How will the HRI UK grant funding help your work?

This funding allows for a great collaboration to be set up between Dr Greenstein, who has expertise in high-speed imaging of the intracellular signalling of ions; Dr Pritchard, who has expertise in measuring the smooth muscle permeability to ions; and Dr Stanley, who discovered the novel chemical that is believed to contribute to sepsis pathology.

What do you hope to have achieved at the end of this two-year project?
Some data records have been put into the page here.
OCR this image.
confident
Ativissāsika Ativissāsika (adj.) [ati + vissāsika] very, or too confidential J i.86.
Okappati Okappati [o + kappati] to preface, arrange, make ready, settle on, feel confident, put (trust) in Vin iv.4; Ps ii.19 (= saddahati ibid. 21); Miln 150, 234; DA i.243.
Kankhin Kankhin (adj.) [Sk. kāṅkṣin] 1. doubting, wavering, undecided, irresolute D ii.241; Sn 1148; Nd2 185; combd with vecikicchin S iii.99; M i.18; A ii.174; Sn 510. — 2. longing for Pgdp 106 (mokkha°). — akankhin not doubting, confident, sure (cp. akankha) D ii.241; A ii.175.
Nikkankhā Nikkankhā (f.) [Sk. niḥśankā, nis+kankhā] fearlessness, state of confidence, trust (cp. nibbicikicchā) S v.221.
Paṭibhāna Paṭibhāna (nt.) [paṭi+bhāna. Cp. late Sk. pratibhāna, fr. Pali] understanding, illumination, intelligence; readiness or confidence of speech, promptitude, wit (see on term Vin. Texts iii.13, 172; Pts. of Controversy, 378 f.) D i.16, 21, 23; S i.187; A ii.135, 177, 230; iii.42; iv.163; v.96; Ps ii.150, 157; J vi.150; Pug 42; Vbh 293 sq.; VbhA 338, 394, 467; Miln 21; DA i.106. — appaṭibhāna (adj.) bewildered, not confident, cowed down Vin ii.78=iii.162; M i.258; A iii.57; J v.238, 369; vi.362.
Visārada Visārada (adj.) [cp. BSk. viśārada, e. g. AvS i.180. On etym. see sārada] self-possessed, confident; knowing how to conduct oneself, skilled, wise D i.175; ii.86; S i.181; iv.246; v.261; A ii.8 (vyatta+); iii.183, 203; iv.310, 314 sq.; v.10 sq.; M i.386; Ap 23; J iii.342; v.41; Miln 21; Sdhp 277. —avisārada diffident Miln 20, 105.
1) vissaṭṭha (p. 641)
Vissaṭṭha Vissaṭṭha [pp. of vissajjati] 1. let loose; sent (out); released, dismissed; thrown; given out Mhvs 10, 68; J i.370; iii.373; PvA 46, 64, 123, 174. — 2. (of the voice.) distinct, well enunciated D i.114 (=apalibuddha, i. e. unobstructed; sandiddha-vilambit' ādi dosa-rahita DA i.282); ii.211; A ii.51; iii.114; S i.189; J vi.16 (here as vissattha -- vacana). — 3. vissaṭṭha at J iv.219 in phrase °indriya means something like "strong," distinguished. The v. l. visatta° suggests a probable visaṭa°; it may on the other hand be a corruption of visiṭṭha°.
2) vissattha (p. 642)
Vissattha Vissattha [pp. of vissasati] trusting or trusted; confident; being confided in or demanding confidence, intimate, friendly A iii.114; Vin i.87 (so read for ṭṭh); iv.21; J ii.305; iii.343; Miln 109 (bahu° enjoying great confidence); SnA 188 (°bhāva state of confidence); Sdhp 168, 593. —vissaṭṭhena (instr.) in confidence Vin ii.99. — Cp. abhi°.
By the end of this project, we will have made key fundamental observations about how sepsis impacts the normal function of arteries. Our work will also show how changes in arterial function are linked to novel chemicals released during sepsis and, we hope, will illuminate new therapeutic targets.

How might this work be applied to help treat a person with sepsis?

Our aim is simple. We aim to identify a druggable target that can reverse the drop in blood pressure seen in septic shock. What this would look like in the clinic is that as the patient becomes hypotensive, medical staff have a deeper understanding of what the cause of this pathology is, and more importantly, would give them the tools to treat it.